In our first case study, we have traversed the full data life cycle from asking a question, to wrangling and exploring data, to modeling. It might strike you how such a simple question is not immediately answerable with the data collected. We needed to combine the data of scheduled and actual arrival times of buses with a simulation study of riders arriving at the bus stop at random times to uncover the riders’ waiting experience.

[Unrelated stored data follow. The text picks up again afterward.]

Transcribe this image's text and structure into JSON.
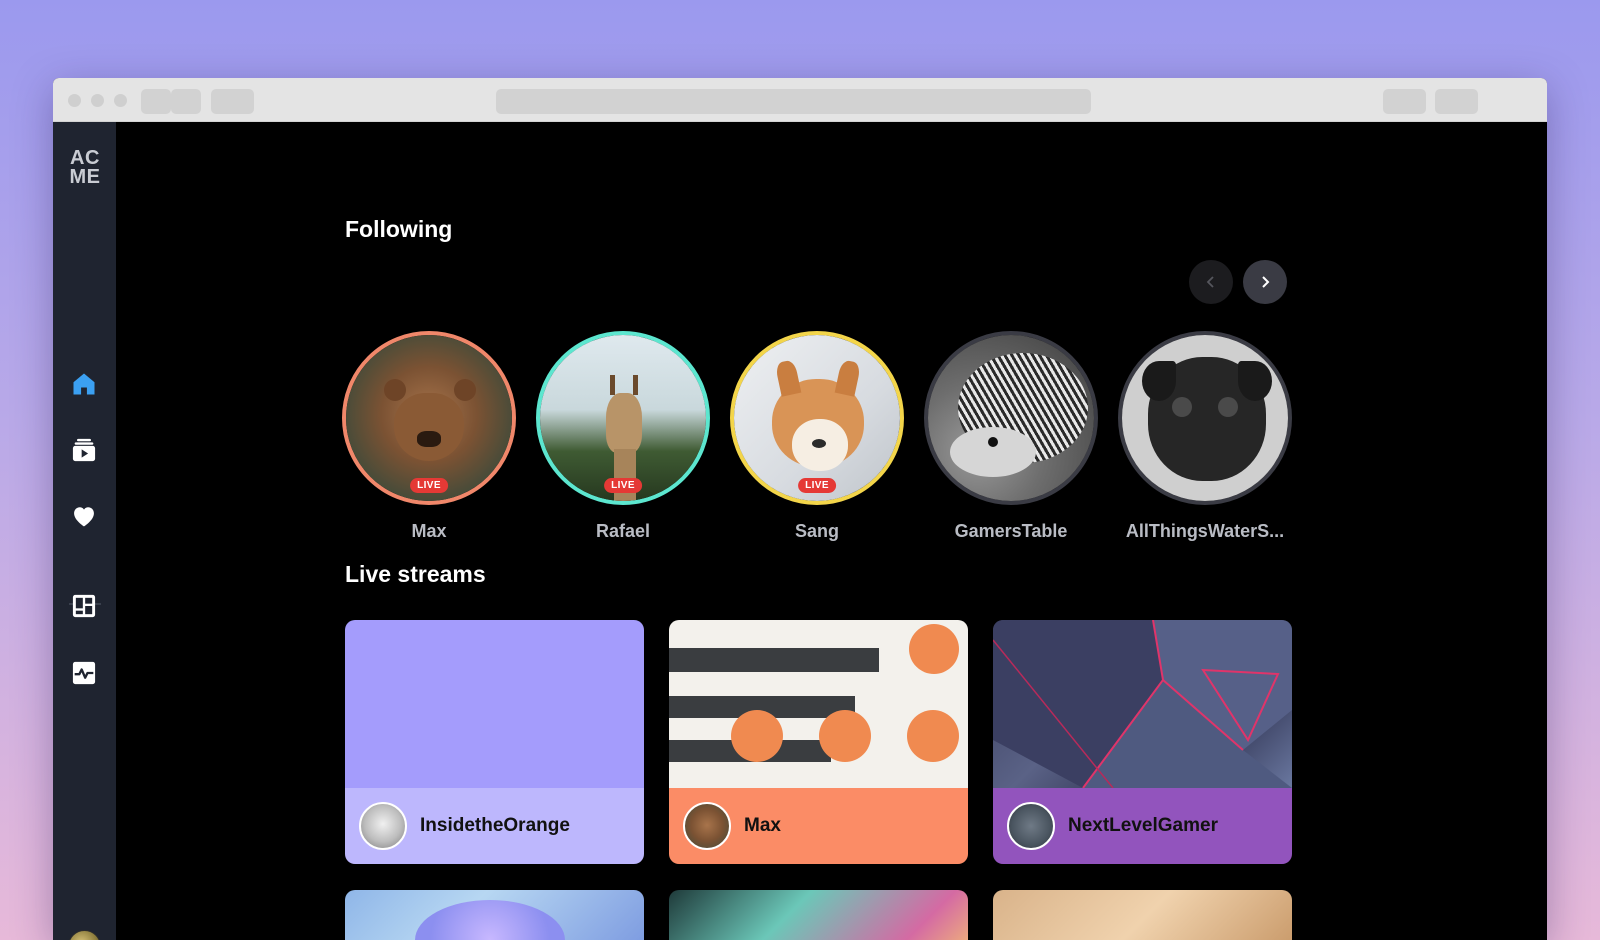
{
  "app": {
    "logo_text": "AC ME"
  },
  "sidebar": {
    "items": [
      {
        "name": "home",
        "icon": "home-icon",
        "active": true
      },
      {
        "name": "videos",
        "icon": "video-library-icon",
        "active": false
      },
      {
        "name": "favorites",
        "icon": "heart-icon",
        "active": false
      },
      {
        "name": "dashboard",
        "icon": "dashboard-icon",
        "active": false
      },
      {
        "name": "activity",
        "icon": "activity-icon",
        "active": false
      }
    ],
    "accent_color": "#3ba0f2"
  },
  "following": {
    "title": "Following",
    "prev_icon": "chevron-left-icon",
    "next_icon": "chevron-right-icon",
    "items": [
      {
        "name": "Max",
        "live": true,
        "live_label": "LIVE",
        "ring_color": "#f0876a"
      },
      {
        "name": "Rafael",
        "live": true,
        "live_label": "LIVE",
        "ring_color": "#5ce6cf"
      },
      {
        "name": "Sang",
        "live": true,
        "live_label": "LIVE",
        "ring_color": "#f3d54a"
      },
      {
        "name": "GamersTable",
        "live": false,
        "ring_color": "#3a3b44"
      },
      {
        "name": "AllThingsWaterS...",
        "live": false,
        "ring_color": "#3a3b44"
      }
    ]
  },
  "live_streams": {
    "title": "Live streams",
    "cards": [
      {
        "name": "InsidetheOrange",
        "thumb_color": "#a49cfc",
        "footer_color": "#bdb7fd"
      },
      {
        "name": "Max",
        "thumb_color": "#f3f1ec",
        "footer_color": "#fb8c66"
      },
      {
        "name": "NextLevelGamer",
        "thumb_color": "#4a4f72",
        "footer_color": "#9254bd"
      }
    ]
  }
}
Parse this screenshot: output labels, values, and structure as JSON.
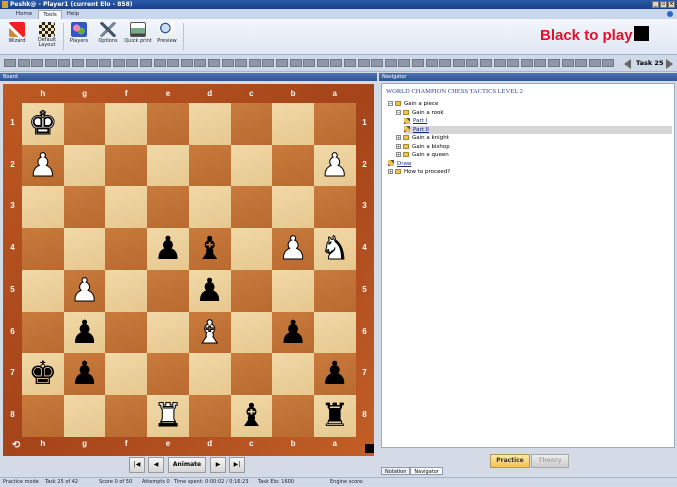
{
  "window": {
    "title": "Peshk@ - Player1 (current Elo - 858)"
  },
  "menu": {
    "tabs": [
      "Home",
      "Tools",
      "Help"
    ]
  },
  "ribbon": {
    "buttons": [
      {
        "label": "Wizard",
        "icon": "wizard-icon"
      },
      {
        "label": "Default Layout",
        "icon": "layout-icon"
      },
      {
        "label": "Players",
        "icon": "players-icon"
      },
      {
        "label": "Options",
        "icon": "options-icon"
      },
      {
        "label": "Quick print",
        "icon": "print-icon"
      },
      {
        "label": "Preview",
        "icon": "preview-icon"
      }
    ]
  },
  "status_to_move": "Black to play",
  "task": {
    "label": "Task 25",
    "squares": 45
  },
  "panels": {
    "board": "Board",
    "navigator": "Navigator"
  },
  "board": {
    "files": [
      "h",
      "g",
      "f",
      "e",
      "d",
      "c",
      "b",
      "a"
    ],
    "ranks": [
      "1",
      "2",
      "3",
      "4",
      "5",
      "6",
      "7",
      "8"
    ],
    "pieces": [
      {
        "sq": "h1",
        "p": "♚",
        "c": "w"
      },
      {
        "sq": "h2",
        "p": "♟",
        "c": "w"
      },
      {
        "sq": "a2",
        "p": "♟",
        "c": "w"
      },
      {
        "sq": "e4",
        "p": "♟",
        "c": "b"
      },
      {
        "sq": "d4",
        "p": "♝",
        "c": "b"
      },
      {
        "sq": "b4",
        "p": "♟",
        "c": "w"
      },
      {
        "sq": "a4",
        "p": "♞",
        "c": "w"
      },
      {
        "sq": "g5",
        "p": "♟",
        "c": "w"
      },
      {
        "sq": "d5",
        "p": "♟",
        "c": "b"
      },
      {
        "sq": "g6",
        "p": "♟",
        "c": "b"
      },
      {
        "sq": "d6",
        "p": "♝",
        "c": "w"
      },
      {
        "sq": "b6",
        "p": "♟",
        "c": "b"
      },
      {
        "sq": "h7",
        "p": "♚",
        "c": "b"
      },
      {
        "sq": "g7",
        "p": "♟",
        "c": "b"
      },
      {
        "sq": "a7",
        "p": "♟",
        "c": "b"
      },
      {
        "sq": "e8",
        "p": "♜",
        "c": "w"
      },
      {
        "sq": "c8",
        "p": "♝",
        "c": "b"
      },
      {
        "sq": "a8",
        "p": "♜",
        "c": "b"
      }
    ]
  },
  "controls": {
    "animate": "Animate"
  },
  "navigator": {
    "title": "WORLD CHAMPION CHESS TACTICS LEVEL 2",
    "tree": [
      {
        "label": "Gain a piece",
        "icon": "folder",
        "level": 0,
        "toggle": "−"
      },
      {
        "label": "Gain a rook",
        "icon": "folder",
        "level": 1,
        "toggle": "−"
      },
      {
        "label": "Part I",
        "icon": "pencil",
        "level": 2,
        "link": true
      },
      {
        "label": "Part II",
        "icon": "pencil",
        "level": 2,
        "link": true,
        "selected": true
      },
      {
        "label": "Gain a knight",
        "icon": "folder",
        "level": 1,
        "toggle": "+"
      },
      {
        "label": "Gain a bishop",
        "icon": "folder",
        "level": 1,
        "toggle": "+"
      },
      {
        "label": "Gain a queen",
        "icon": "folder",
        "level": 1,
        "toggle": "+"
      },
      {
        "label": "Draw",
        "icon": "pencil",
        "level": 0,
        "link": true
      },
      {
        "label": "How to proceed?",
        "icon": "folder",
        "level": 0,
        "toggle": "+"
      }
    ],
    "practice": "Practice",
    "theory": "Theory",
    "bottom_tabs": [
      "Notation",
      "Navigator"
    ]
  },
  "statusbar": {
    "mode": "Practice mode",
    "task": "Task 25 of 42",
    "score": "Score 0 of 50",
    "attempts": "Attempts 0",
    "time": "Time spent: 0:00:02 / 0:16:23",
    "task_elo": "Task Elo: 1600",
    "engine": "Engine score:"
  }
}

This simulation simplified many of the real patterns in bus riding. We focused on one bus line traveling in one direction with buses arriving at 12 minute intervals. Further, the exploration of the data revealed that the patterns in lateness correlated with the time of day, which we have not accounted for in our analysis. Nonetheless, our findings can still be useful. For example, it confirms that the typical wait time is longer than half the scheduled interval. And, the distribution of wait times has a long right tail, meaning a rider’s experience may well be impacted by the variability in the process.
We also saw how deriving new quantities, such as how late a bus is and the time between buses, and exploring the data can be useful in modeling. Our histograms showed that the particular line and direction of the bus matters and they need to be accounted for. We also discovered the schedules change throughout the day, with many buses arriving 10, 12, and 15 minutes after another, and some arriving more frequently or more separated. This observation further informed the modeling stage.
Finally, we used data tools, such as the pandas and plotly libraries, that will be covered in later chapters. Our focus here was not on how to manipulate tables or how to create a plot. Instead, we focused on the life cycle, connecting questions to data to modeling to conclusions. In the next chapter we turn to the practicalities of working with data tables.